How I refactored a 1,348-Line Lambda Using Context Engineering

Brian Carpio
OutcomeOpsContext EngineeringRefactoringAI

I had a problem. A Lambda function that started as a quick prototype had grown to 1,348 lines. It handled AI character chat, vector memory, moderation, credits, and creator payouts. It had zero tests. It was untouchable.

Most teams would assign this to a senior developer and hope for the best. I used Context Engineering to systematically dismantle it.

One hour later: 60 lines of routing code. 83 passing tests. 100% backward compatibility.

The Starting Point

The chat_bot Lambda was technical debt incarnate:

  • 1,348 lines in a single file
  • 27 functions (5 async, 22 sync)
  • 5 API endpoints
  • 0% test coverage
  • Global state mutations
  • Tight AWS coupling

Every change risked breaking something. New developers avoided it. Production bugs were inevitable.

But this wasn’t just messy code. This Lambda powered the core feature of our platform: AI character conversations with long-term memory. Users pay credits. Creators earn revenue. Vector embeddings store context. Moderation blocks violations. One wrong move and we’d break the entire business.

The Traditional Approach Doesn’t Scale

Here’s what most teams would do:

  • Assign it to a senior developer
  • They spend 2-3 weeks refactoring
  • Hope they understand the conventions
  • Pray nothing breaks
  • Tests? Maybe if there’s time
  • No clear plan, just “make it better”

The problem: it’s ad-hoc. Every developer refactors differently. No guarantee the result matches your standards. And when you’re done, you have cleaner code—but did it follow your patterns? Who knows.

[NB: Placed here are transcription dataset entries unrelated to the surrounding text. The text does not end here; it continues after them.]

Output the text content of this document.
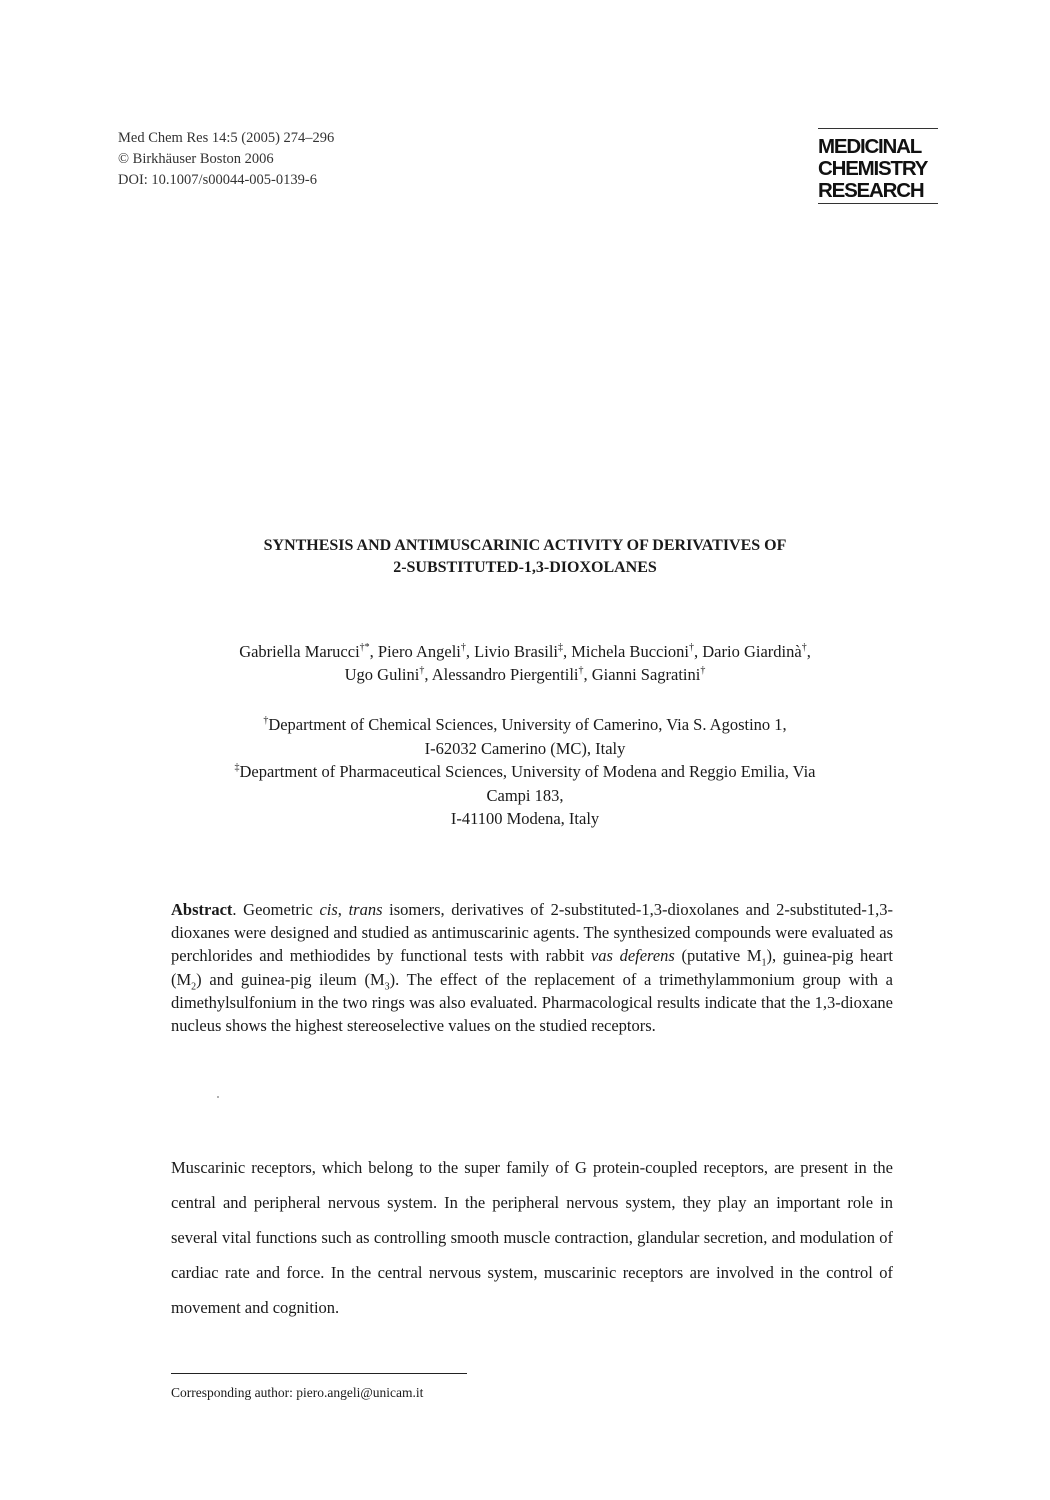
Med Chem Res 14:5 (2005) 274–296
© Birkhäuser Boston 2006
DOI: 10.1007/s00044-005-0139-6
MEDICINAL
CHEMISTRY
RESEARCH
SYNTHESIS AND ANTIMUSCARINIC ACTIVITY OF DERIVATIVES OF
2-SUBSTITUTED-1,3-DIOXOLANES
Gabriella Marucci†*, Piero Angeli†, Livio Brasili‡, Michela Buccioni†, Dario Giardinà†,
Ugo Gulini†, Alessandro Piergentili†, Gianni Sagratini†
†Department of Chemical Sciences, University of Camerino, Via S. Agostino 1,
I-62032 Camerino (MC), Italy
‡Department of Pharmaceutical Sciences, University of Modena and Reggio Emilia, Via
Campi 183,
I-41100 Modena, Italy
Abstract. Geometric cis, trans isomers, derivatives of 2-substituted-1,3-dioxolanes and 2-substituted-1,3-dioxanes were designed and studied as antimuscarinic agents. The synthesized compounds were evaluated as perchlorides and methiodides by functional tests with rabbit vas deferens (putative $M_1$), guinea-pig heart $(M_2)$ and guinea-pig ileum $(M_3)$. The effect of the replacement of a trimethylammonium group with a dimethylsulfonium in the two rings was also evaluated. Pharmacological results indicate that the 1,3-dioxane nucleus shows the highest stereoselective values on the studied receptors.
Muscarinic receptors, which belong to the super family of G protein-coupled receptors, are present in the central and peripheral nervous system. In the peripheral nervous system, they play an important role in several vital functions such as controlling smooth muscle contraction, glandular secretion, and modulation of cardiac rate and force. In the central nervous system, muscarinic receptors are involved in the control of movement and cognition.
Corresponding author: piero.angeli@unicam.it
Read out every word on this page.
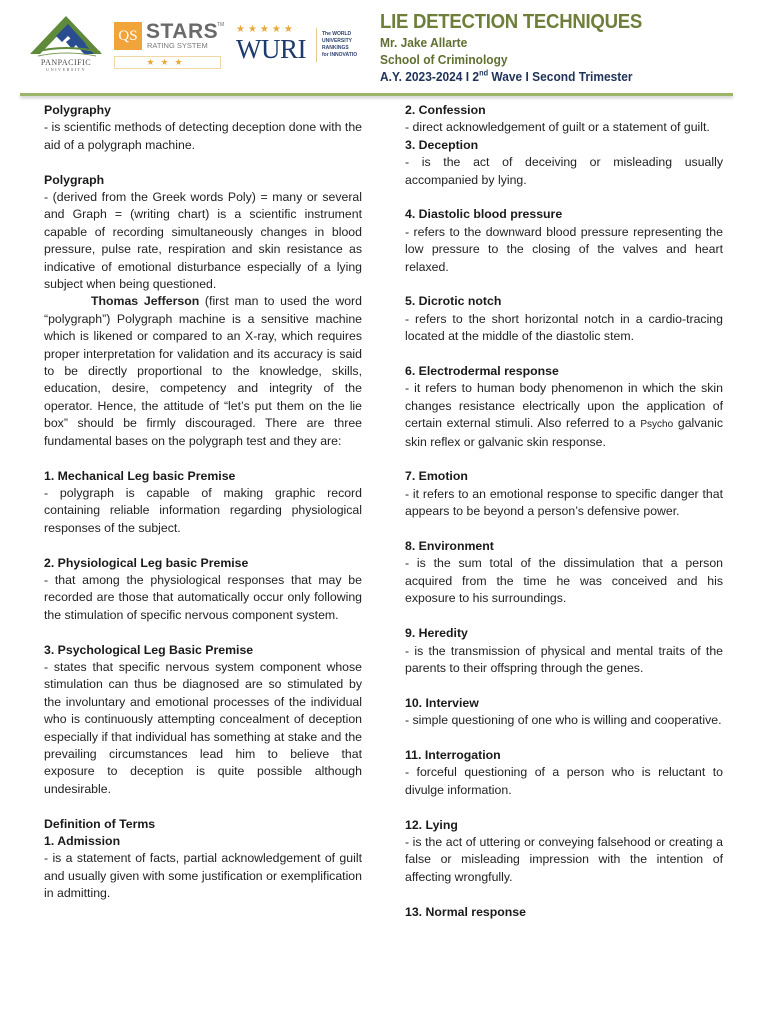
PANPACIFIC
UNIVERSITY
QS STARS
TM
RATING SYSTEM
★★★
★★★★★
WURI	The WORLD
UNIVERSITY
RANKINGS
for INNOVATIO
LIE DETECTION TECHNIQUES
Mr. Jake Allarte
School of Criminology
A.Y. 2023-2024 I 2nd Wave I Second Trimester
Polygraphy
- is scientific methods of detecting deception done with the aid of a polygraph machine.
Polygraph
- (derived from the Greek words Poly) = many or several and Graph = (writing chart) is a scientific instrument capable of recording simultaneously changes in blood pressure, pulse rate, respiration and skin resistance as indicative of emotional disturbance especially of a lying subject when being questioned.
Thomas Jefferson (first man to used the word “polygraph”) Polygraph machine is a sensitive machine which is likened or compared to an X-ray, which requires proper interpretation for validation and its accuracy is said to be directly proportional to the knowledge, skills, education, desire, competency and integrity of the operator. Hence, the attitude of “let’s put them on the lie box” should be firmly discouraged. There are three fundamental bases on the polygraph test and they are:
1. Mechanical Leg basic Premise
- polygraph is capable of making graphic record containing reliable information regarding physiological responses of the subject.
2. Physiological Leg basic Premise
- that among the physiological responses that may be recorded are those that automatically occur only following the stimulation of specific nervous component system.
3. Psychological Leg Basic Premise
- states that specific nervous system component whose stimulation can thus be diagnosed are so stimulated by the involuntary and emotional processes of the individual who is continuously attempting concealment of deception especially if that individual has something at stake and the prevailing circumstances lead him to believe that exposure to deception is quite possible although undesirable.
Definition of Terms
1. Admission
- is a statement of facts, partial acknowledgement of guilt and usually given with some justification or exemplification in admitting.
2. Confession
- direct acknowledgement of guilt or a statement of guilt.
3. Deception
- is the act of deceiving or misleading usually accompanied by lying.
4. Diastolic blood pressure
- refers to the downward blood pressure representing the low pressure to the closing of the valves and heart relaxed.
5. Dicrotic notch
- refers to the short horizontal notch in a cardio-tracing located at the middle of the diastolic stem.
6. Electrodermal response
- it refers to human body phenomenon in which the skin changes resistance electrically upon the application of certain external stimuli. Also referred to a Psycho galvanic skin reflex or galvanic skin response.
7. Emotion
- it refers to an emotional response to specific danger that appears to be beyond a person’s defensive power.
8. Environment
- is the sum total of the dissimulation that a person acquired from the time he was conceived and his exposure to his surroundings.
9. Heredity
- is the transmission of physical and mental traits of the parents to their offspring through the genes.
10. Interview
- simple questioning of one who is willing and cooperative.
11. Interrogation
- forceful questioning of a person who is reluctant to divulge information.
12. Lying
- is the act of uttering or conveying falsehood or creating a false or misleading impression with the intention of affecting wrongfully.
13. Normal response
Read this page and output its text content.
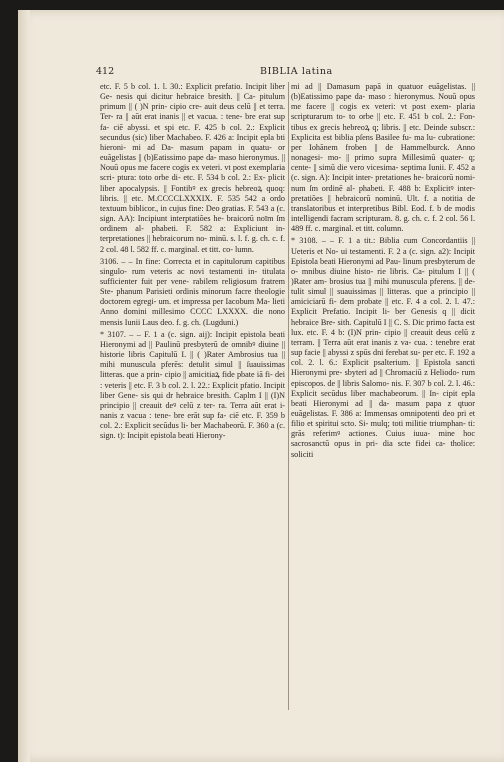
412	BIBLIA latina

etc. F. 5 b col. 1. l. 30.: Explicit prefatio. Incipit liber Ge- nesis qui dicitur hebraice bresith. || Ca- pitulum primum || ( )N prin- cipio cre- auit deus celū || et terra. Ter- ra || aūt erat inanis || et vacua. : tene- bre erat sup fa- ciē abyssi. et spi etc. F. 425 b col. 2.: Explicit secundus (sic) liber Machabeo. F. 426 a: Incipit epla bti hieroni- mi ad Da- masum papam in quatu- or euãgelistas || (b)Eatissimo pape da- maso hieronymus. || Nouū opus me facere cogis ex veteri. vt post exemplaria scri- ptura: toto orbe di- etc. F. 534 b col. 2.: Ex- plicit liber apocalypsis. || Fontibꝰ ex grecis hebreoꝝ quoq: libris. || etc. M.CCCCLXXXIX. F. 535 542 a ordo textuum biblicor., in cujus fine: Deo gratias. F. 543 a (c. sign. AA): Incipiunt interptatiões he- braicorū noīm ſm ordinem al- phabeti. F. 582 a: Expliciunt in- terpretationes || hebraicorum no- minū. s. l. f. g. ch. c. f. 2 col. 48 l. 582 ff. c. marginal. et titt. co- lumn.

3106. – – In fine: Correcta et in capitulorum capitibus singulo- rum veteris ac novi testamenti in- titulata sufficienter fuit per vene- rabilem religiosum fratrem Ste- phanum Parisieti ordinis minorum facre theologie doctorem egregi- um. et impressa per Iacobum Ma- lieti Anno domini millesimo CCCC LXXXX. die nono mensis Iunii Laus deo. f. g. ch. (Lugduni.)

* 3107. – – F. 1 a (c. sign. aij): Incipit epistola beati Hieronymi ad || Paulinū presbyterū de omnibꝰ diuine || historie libris Capitulū I. || ( )Rater Ambrosius tua || mihi munuscula pferēs: detulit simul || ſuauissimas litteras. que a prin- cipio || amicitiaꝝ fide pbate iā fi- dei : veteris || etc. F. 3 b col. 2. l. 22.: Explicit pfatio. Incipit liber Gene- sis qui dr hebraice bresith. Caplm I || (I)N principio || creauit deꝰ celū z ter- ra. Terra aūt erat i- nanis z vacua : tene- bre erāt sup fa- ciē etc. F. 359 b col. 2.: Explicit secūdus li- ber Machabeorū. F. 360 a (c. sign. t): Incipit epistola beati Hierony-

mi ad || Damasum papā in quatuor euãgelistas. || (b)Eatissimo pape da- maso : hieronymus. Nouū opus me facere || cogis ex veteri: vt post exem- plaria scripturarum to- to orbe || etc. F. 451 b col. 2.: Fon- tibus ex grecis hebreoꝝ q; libris. || etc. Deinde subscr.: Explicita est biblia pſens Basilee fu- ma lu- cubratione: per Iohānem froben || de Hammelburck. Anno nonagesi- mo- || primo supra Millesimū quater- q; cente- || simū die vero vicesima- septima Iunii. F. 452 a (c. sign. A): Incipit inter- pretationes he- braicorū nomi- num ſm ordinē al- phabeti. F. 488 b: Explicitꝰ inter- pretatiões || hebraicorū nominū. Ult. f. a notitia de translatoribus et interpretibus Bibl. Eod. f. b de modis intelligendi facram scripturam. 8. g. ch. c. f. 2 col. 56 l. 489 ff. c. marginal. et titt. column.

* 3108. – – F. 1 a tit.: Biblia cum Concordantiis || Ueteris et No- ui testamenti. F. 2 a (c. sign. a2): Incipit Epistola beati Hieronymi ad Pau- linum presbyterum de o- mnibus diuine histo- rie libris. Ca- pitulum I || ( )Rater am- brosius tua || mihi munuscula pferens. || de- tulit simul || suauissimas || litteras. que a principio || amiciciarū fi- dem probate || etc. F. 4 a col. 2. l. 47.: Explicit Prefatio. Incipit li- ber Genesis q || dicit hebraice Bre- sith. Capitulū I || C. S. Dic primo facta est lux. etc. F. 4 b: (I)N prin- cipio || creauit deus celū z terram. || Terra aūt erat inanis z va- cua. : tenebre erat sup facie || abyssi z spūs dni ferebat su- per etc. F. 192 a col. 2. l. 6.: Explicit psalterium. || Epistola sancti Hieronymi pre- sbyteri ad || Chromaciū z Heliodo- rum episcopos. de || libris Salomo- nis. F. 307 b col. 2. l. 46.: Explicit secūdus liber machabeorum. || In- cipit epla beati Hieronymi ad || da- masum papa z qtuor euãgelistas. F. 386 a: Immensas omnipotenti deo pri et filio et spiritui scto. Si- mulq; toti militie triumphan- ti: grās referimꝰ actiones. Cuius iuua- mine hoc sacrosanctū opus in pri- dia scte fidei ca- tholice: soliciti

The Context Engineering Approach

I took a different path. Before touching any code, I created a document: chat-bot-tech-debt-clean-up.md.

This wasn’t documentation. It was executable architecture.

Step 1: Define the Outcome

Goal: Reduce handler.py from 1,348 lines to under 200 lines. Create 76+ unit tests. Achieve over 80% coverage. Zero regressions.

Not “refactor the code.” Specific, measurable outcomes.

Step 2: Map the Current State

I documented everything:

  • 27 functions by type (async vs sync)
  • 5 API endpoints with exact behavior
  • External dependencies (OpenAI, Venice AI, svectorDB, DynamoDB, S3)
  • Business logic flows (credit deduction, creator payouts, memory summarization)
  • Global state (banned word cache, refresh intervals)

This wasn’t busy work. Understanding what exists is how you know what to move where.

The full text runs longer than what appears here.